Le Centre pour les services syndicaux et ouvriers, en anglais CTUWS (1), a été fondé en 1990 dans la banlieue du Caire. Son but est notamment de défendre des droits syndicaux et sociaux, de former des syndicalistes et d’affirmer le besoin d’un mouvement syndical indépendant. Le Centre a progressivement étendu ses interventions sur d’autres villes, malgré de nombreuses difficultés, dont une interdiction entre avril 2007 et juillet 2008.
Ces dernières années, le CTUWS a été très impliqué dans le soutien aux luttes, et en particulier à celles ayant eu lieu dans le textile et les impôts fonciers. Dans le cadre de la révolution actuelle, le CTUWS est fortement engagé dans l’aide à la création de syndicats indépendants.
Le CTUWS bénéficie de longue date du soutien de l’ONG Oxfam (2). Il a établi des liens avec la Confédération syndicale internationale (CSI), des organisations affiliées à la Confédération européenne des syndicats (CES), ainsi que l’AFL-CIO. Il est également en relations avec le réseau euromaghrébin auquel participent notamment le SNAPAP (Algérie), la CGT d’Espagne et l’Union syndicale Solidaires (France) (3).
Le CTUWS agit depuis plusieurs années en direction de l’Organisation internationale du travail (OIT), notamment lors de son assemblée annuelle à Genève.
Échanges avec Kamal Abbas*
Quels sont les principaux obstacles à la création de syndicats indépendants ?
► Le maintien en vigueur de la loi 35 de 1976, qui est hostile à l’indépendance et au pluralisme syndical.
► La persistance de l’ancienne centrale officielle (ETUF) qui, malgré la chute de Moubarak, est restée en place et a les moyens d’entraver le processus de création de syndicats indépendants.
► La faiblesse du nombre de cadres syndicaux : depuis un demi-siècle, l’Egypte est en effet privée de syndicalisme indépendant. Avec la révolution, les militants sont complètement débordés de travail.
► La mauvaise image du syndicalisme : pour beaucoup de travailleurs, le syndicalisme est associé à un organisme d’Etat dont le rôle est d’affaiblir les luttes.
► La confusion existant entre le fait d’adhérer à un syndicat et adhérer à une caisse de protection sociale, comme par exemple celle des retraites.
Quel est le statut du CTUWS ?
Même si le CTUWS a juridiquement le statut d’ONG, il ne peut pas pour autant être considéré comme une « association de la société civile » se limitant à « défendre des droits ». Il est en effet partie intégrante de la classe ouvrière, et a de longue date des liens étroits avec des militants dans les entreprises. Depuis sa création, le CTUWS est focalisé sur les luttes sur le terrain et distribue des tracts sur les lieux de travail. Ce n’est pas un hasard si des dirigeants de l’ETUF avaient demandé l’interdiction du CTUWS le 10 février, au moment où se développaient massivement les grèves qui ont fait tomber Moubarak.
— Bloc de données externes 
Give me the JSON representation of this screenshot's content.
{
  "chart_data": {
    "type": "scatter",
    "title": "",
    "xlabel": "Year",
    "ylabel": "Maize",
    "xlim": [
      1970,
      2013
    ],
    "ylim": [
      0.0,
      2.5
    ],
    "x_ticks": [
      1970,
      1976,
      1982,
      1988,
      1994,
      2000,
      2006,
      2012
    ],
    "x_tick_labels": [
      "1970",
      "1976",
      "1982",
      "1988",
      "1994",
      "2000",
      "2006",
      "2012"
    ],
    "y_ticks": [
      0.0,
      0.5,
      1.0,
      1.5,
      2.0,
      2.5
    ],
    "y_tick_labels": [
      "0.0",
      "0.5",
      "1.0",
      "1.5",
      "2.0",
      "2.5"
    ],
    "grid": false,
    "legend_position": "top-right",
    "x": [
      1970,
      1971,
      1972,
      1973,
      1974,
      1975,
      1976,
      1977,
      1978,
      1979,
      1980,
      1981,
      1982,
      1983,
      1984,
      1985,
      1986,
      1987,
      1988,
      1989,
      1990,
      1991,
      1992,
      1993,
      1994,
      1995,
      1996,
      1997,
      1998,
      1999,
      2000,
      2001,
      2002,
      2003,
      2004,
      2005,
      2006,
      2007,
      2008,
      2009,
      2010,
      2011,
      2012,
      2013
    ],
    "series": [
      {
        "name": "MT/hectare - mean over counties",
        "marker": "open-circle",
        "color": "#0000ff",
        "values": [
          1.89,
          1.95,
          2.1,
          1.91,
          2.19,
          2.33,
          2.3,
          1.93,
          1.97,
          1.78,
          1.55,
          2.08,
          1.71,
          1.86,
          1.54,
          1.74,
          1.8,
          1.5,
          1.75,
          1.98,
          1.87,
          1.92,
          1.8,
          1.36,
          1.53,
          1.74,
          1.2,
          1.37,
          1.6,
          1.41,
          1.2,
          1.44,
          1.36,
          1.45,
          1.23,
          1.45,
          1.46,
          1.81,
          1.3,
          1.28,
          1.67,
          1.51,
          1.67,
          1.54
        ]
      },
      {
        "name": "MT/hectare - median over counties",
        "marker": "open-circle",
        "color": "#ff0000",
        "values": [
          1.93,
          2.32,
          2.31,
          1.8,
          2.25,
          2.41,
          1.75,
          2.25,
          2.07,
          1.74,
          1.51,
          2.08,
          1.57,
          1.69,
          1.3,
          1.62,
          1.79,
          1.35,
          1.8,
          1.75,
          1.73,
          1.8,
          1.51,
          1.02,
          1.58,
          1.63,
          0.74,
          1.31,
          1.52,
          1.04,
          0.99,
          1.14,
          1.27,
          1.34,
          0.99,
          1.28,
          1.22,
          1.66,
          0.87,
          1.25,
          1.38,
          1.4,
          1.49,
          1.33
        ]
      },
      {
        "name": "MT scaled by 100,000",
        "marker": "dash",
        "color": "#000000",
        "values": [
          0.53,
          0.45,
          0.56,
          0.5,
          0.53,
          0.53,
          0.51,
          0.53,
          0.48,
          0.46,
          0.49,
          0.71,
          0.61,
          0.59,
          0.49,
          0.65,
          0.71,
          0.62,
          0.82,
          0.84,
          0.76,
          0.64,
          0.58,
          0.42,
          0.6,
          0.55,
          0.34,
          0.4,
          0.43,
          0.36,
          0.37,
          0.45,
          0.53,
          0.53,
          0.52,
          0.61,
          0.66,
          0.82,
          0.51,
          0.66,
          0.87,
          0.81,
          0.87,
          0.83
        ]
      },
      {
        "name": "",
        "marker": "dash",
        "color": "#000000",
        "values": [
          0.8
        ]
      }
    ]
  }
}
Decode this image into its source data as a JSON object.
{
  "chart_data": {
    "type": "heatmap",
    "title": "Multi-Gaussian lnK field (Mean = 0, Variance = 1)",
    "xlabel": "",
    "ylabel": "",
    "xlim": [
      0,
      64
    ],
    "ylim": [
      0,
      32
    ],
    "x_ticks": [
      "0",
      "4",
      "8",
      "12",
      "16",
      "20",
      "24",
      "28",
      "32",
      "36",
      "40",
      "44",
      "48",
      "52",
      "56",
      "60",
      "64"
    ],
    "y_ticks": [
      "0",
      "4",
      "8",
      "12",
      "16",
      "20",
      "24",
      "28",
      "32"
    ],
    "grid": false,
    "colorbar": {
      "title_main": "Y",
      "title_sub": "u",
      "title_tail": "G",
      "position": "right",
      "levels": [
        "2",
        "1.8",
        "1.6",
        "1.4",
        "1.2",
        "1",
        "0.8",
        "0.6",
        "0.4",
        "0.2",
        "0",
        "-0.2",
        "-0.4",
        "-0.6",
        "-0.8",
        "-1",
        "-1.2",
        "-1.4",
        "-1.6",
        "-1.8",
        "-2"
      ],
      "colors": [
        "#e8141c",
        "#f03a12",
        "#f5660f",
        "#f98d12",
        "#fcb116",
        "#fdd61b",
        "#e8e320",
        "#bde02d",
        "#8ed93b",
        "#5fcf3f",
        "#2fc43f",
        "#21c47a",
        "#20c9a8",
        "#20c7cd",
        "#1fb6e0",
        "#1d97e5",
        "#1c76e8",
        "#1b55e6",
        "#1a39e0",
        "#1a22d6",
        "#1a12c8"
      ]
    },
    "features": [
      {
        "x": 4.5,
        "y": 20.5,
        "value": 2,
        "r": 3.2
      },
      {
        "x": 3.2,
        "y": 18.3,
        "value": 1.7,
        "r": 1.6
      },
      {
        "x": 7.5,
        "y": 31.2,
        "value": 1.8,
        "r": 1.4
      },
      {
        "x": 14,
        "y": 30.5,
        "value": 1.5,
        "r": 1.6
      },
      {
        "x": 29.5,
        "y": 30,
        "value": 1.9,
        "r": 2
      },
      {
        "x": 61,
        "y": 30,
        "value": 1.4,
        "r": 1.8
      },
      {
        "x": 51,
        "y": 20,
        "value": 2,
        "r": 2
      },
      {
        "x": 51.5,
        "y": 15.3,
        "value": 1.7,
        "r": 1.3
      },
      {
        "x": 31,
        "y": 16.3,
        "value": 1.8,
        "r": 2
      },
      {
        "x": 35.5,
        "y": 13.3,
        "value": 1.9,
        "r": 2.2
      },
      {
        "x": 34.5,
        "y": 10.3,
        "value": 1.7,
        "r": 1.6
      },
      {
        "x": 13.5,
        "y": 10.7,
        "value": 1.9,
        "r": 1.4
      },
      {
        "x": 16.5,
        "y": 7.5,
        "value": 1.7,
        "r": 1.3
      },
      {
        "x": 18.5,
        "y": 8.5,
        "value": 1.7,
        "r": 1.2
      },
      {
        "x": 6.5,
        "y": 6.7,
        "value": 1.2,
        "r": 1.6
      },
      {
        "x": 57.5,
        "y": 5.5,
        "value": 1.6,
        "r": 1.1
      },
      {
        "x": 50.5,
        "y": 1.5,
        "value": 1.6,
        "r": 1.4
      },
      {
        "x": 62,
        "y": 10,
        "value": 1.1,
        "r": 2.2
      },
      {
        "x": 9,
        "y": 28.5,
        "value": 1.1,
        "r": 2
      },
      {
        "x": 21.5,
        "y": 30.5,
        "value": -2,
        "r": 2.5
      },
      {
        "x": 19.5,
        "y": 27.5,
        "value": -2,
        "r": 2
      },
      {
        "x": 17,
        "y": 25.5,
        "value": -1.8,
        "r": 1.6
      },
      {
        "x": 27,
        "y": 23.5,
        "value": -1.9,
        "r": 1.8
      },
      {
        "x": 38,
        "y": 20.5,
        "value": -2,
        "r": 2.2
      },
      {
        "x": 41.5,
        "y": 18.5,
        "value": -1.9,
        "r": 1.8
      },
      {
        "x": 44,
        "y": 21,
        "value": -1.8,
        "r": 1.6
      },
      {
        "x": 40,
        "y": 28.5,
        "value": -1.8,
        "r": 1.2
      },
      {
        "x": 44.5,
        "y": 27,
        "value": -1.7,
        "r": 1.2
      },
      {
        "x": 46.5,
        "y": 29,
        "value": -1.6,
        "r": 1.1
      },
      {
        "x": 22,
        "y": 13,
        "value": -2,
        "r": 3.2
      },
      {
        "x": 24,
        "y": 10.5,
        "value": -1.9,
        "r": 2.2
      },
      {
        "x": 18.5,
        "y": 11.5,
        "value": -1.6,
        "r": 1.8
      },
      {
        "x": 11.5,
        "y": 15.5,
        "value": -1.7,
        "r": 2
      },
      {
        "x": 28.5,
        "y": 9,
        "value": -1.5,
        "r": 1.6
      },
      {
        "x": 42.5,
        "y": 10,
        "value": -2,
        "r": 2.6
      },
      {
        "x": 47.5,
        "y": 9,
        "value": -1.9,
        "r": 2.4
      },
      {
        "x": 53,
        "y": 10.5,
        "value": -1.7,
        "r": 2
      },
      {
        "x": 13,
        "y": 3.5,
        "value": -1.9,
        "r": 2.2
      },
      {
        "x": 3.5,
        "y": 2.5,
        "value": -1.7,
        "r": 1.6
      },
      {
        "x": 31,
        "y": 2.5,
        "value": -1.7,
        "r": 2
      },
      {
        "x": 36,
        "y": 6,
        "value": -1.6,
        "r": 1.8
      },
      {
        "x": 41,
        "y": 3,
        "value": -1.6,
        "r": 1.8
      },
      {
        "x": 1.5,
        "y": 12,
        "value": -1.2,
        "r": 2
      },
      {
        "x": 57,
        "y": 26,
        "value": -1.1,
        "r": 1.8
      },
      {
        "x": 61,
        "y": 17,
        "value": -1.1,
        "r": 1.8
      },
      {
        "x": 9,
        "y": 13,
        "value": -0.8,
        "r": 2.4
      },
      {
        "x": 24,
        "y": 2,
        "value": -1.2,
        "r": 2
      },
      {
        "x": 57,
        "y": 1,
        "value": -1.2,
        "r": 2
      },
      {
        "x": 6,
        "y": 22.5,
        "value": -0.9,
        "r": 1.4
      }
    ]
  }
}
Le CTUWS n’a pas vocation à se transformer en confédération syndicale. Il limite son rôle à incarner des valeurs, et notamment à ce que les travailleurs se constituent en classe sociale.
Comment se répartit le travail entre le CTUWS et la Confédération indépendante ?
Aujourd’hui, le CTUWS sert de centre de services pour la Confédération indépendante. Il aide à la création de syndicats indépendants et à l’établissement de liens entre des syndicalistes de terrain et la nouvelle centrale.
Une délégation de la confédération et du CTUWS sont, par exemple, allés voir ensemble des travailleurs de la zone du canal de Suez : sept syndicats y ont été crées, comme par exemple celui des installations portuaires, dont le congrès de fondation a eu lieu le 23 mai. Dans le secteur de l’habillement, des sections ont été crées dans cinq entreprises ainsi qu’une structure nationale.
(NB : depuis cette rencontre, le CTUWS a cessé de participer au processus de construction de la centrale syndicale indépendante).
Quel est votre positionnement envers l’ETUF, la centrale officielle du temps de Moubarak ?
Le CTUWS demande sa dissolution. ■
Faisant suite à cet entretien, une rencontre a eu lieu avec un cinquantaine de militants qui ont soumis la délégation de Solidaires à un feu roulant de question sur la situation syndicale en France.